Virtual exchange: How can it internationalise your university?

Virtual exchange: How can it internationalise your university?

Tomorrow is the day: the largest event in international higher education kicks off on Tuesday 12 September in Seville. The 29th Annual EAIE Conference and Exhibition has arrived, and with it comes a spate of opportunities to network, share ideas and collaborate. On that note, today’s blog is all about a relatively new and continuously evolving form of collaboration: virtual exchange. Read about this innovative trend in education, then mark your calendars to attend the related sessions on Wednesday afternoon. See you soon!

All over the globe, a growing number of higher education institutions are engaging their students in virtual exchange – a rich and multifaceted activity which brings together classes of university students in online intercultural collaboration projects with partner classes from other cultural contexts under the guidance of educators. In contrast to many forms of online learning which are based on the transfer of information through video lectures, virtual exchange is based on student-centred, collaborative approaches to learning, where knowledge and understanding are constructed through learner interaction and negotiation.
 
Although it can take many different forms, virtual exchange generally involves students using online communication tools to collaborate with international partners in tasks related to their subject area which require collaboration and negotiation. These online projects are integrated into their course curricula and students receive credit for the outcomes of their online interactions.

Virtual collaboration in every culture

Virtual exchange goes by many names. In the field of foreign language education, it is commonly referred to as Telecollaboration or eTandem and involves using foreign languages to communicate with partners. In the USA, many universities have been engaging their learners in Collaborative Online International Learning (COIL), thanks to the work of the Suny COIL Center. In the field of business studies, many students have participated in Global Virtual Team (GVT) projects based on themes related to international marketing. X-Culture is a good example of these initiatives.
 
This approach to online learning has been present in university education for more than twenty years now, and research has shown that virtual exchange offers numerous key benefits to both students and teachers:
 
For example, virtual exchange projects have been shown to contribute significantly to learners’ foreign language skills, intercultural awareness and digital skills, which are vital for the modern global workplace. The Agenda for Modernization of Europe’s higher education systems points out that these skills are often lacking in current graduates and virtual exchange gives students the opportunity to develop them in a practical and authentic context.

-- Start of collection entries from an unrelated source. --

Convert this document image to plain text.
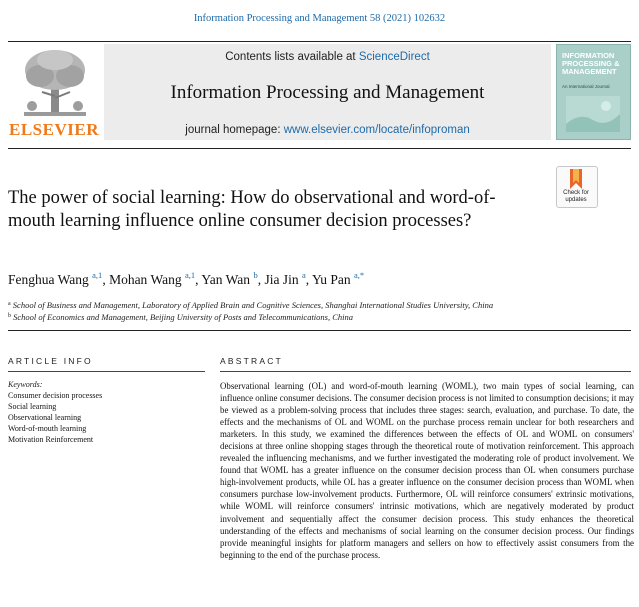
Information Processing and Management 58 (2021) 102632
ELSEVIER
Contents lists available at ScienceDirect
Information Processing and Management
journal homepage: www.elsevier.com/locate/infoproman
INFORMATION PROCESSING & MANAGEMENT
An International Journal
The power of social learning: How do observational and word-of-mouth learning influence online consumer decision processes?
Check for updates
Fenghua Wang $^{a,1}$, Mohan Wang $^{a,1}$, Yan Wan $^b$, Jia Jin $^a$, Yu Pan $^{a,*}$
$^a$ School of Business and Management, Laboratory of Applied Brain and Cognitive Sciences, Shanghai International Studies University, China
$^b$ School of Economics and Management, Beijing University of Posts and Telecommunications, China
ARTICLE INFO
Keywords:
Consumer decision processes
Social learning
Observational learning
Word-of-mouth learning
Motivation Reinforcement
ABSTRACT
Observational learning (OL) and word-of-mouth learning (WOML), two main types of social learning, can influence online consumer decisions. The consumer decision process is not limited to consumption decisions; it may be viewed as a problem-solving process that includes three stages: search, evaluation, and purchase. To date, the effects and the mechanisms of OL and WOML on the purchase process remain unclear for both researchers and marketers. In this study, we examined the differences between the effects of OL and WOML on consumers' decisions at three online shopping stages through the theoretical route of motivation reinforcement. This approach revealed the influencing mechanisms, and we further investigated the moderating role of product involvement. We found that WOML has a greater influence on the consumer decision process than OL when consumers purchase high-involvement products, while OL has a greater influence on the consumer decision process than WOML when consumers purchase low-involvement products. Furthermore, OL will reinforce consumers' extrinsic motivations, while WOML will reinforce consumers' intrinsic motivations, which are negatively moderated by product involvement and sequentially affect the consumer decision process. This study enhances the theoretical understanding of the effects and mechanisms of social learning on the consumer decision process. Our findings provide meaningful insights for platform managers and sellers on how to effectively assist consumers from the beginning to the end of the purchase process.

A stepping stone to physical mobility

Additionally, virtual exchange can also serve as a tool for preparing students for physical mobility abroad and as an alternative for those who may not be able to engage in physical mobility programmes. In the current context, where only 5% of students in the European Union engage in physical mobility programmes, this makes virtual exchange a valuable option.
 
Finally, the report by the High Level Group on the Modernisation of Higher Education on New Modes of Learning and Teaching in Higher Education indicates that in many parts of Europe, higher education is still predominantly lecture-based, with transmission of knowledge being the main pedagogic paradigm. The introduction of virtual exchange within university courses allows for the internationalisation of curricula and an opportunity to innovate teaching methods by introducing student-centred, collaborative teaching projects using online technologies.

Advocating for virtual exchange at every institution

There has been a growing demand among practitioners to establish a framework which would provide greater support for practitioners and researchers in the field of virtual exchange. Stemming from this demand was the launch of UNICollaboration, a cross disciplinary organisation for the promotion and support of telecollaboration and virtual exchange initiatives in higher education. Likewise, the EVALUATE project has been established, a European policy experiment aimed at analysing the impact of virtual exchange in teacher education.
 
If you’re with us in Seville this week and interested in learning more about virtual exchange, there are a few opportunities to do so on Wednesday 13 September. The Language and Culture Expert Community are hosting a session on virtual exchange, Language and Culture presents: Internationalising education through virtual collaboration and exchange (S3.02) from 13:00–15:00. Additionally, Exploring different approaches to virtual exchange and collaborative online learning (S4.16) will take place from 15:30–16:30. We hope to see you there.
 
Robert O’Dowd teaches English as a foreign language at the University of León, Spain.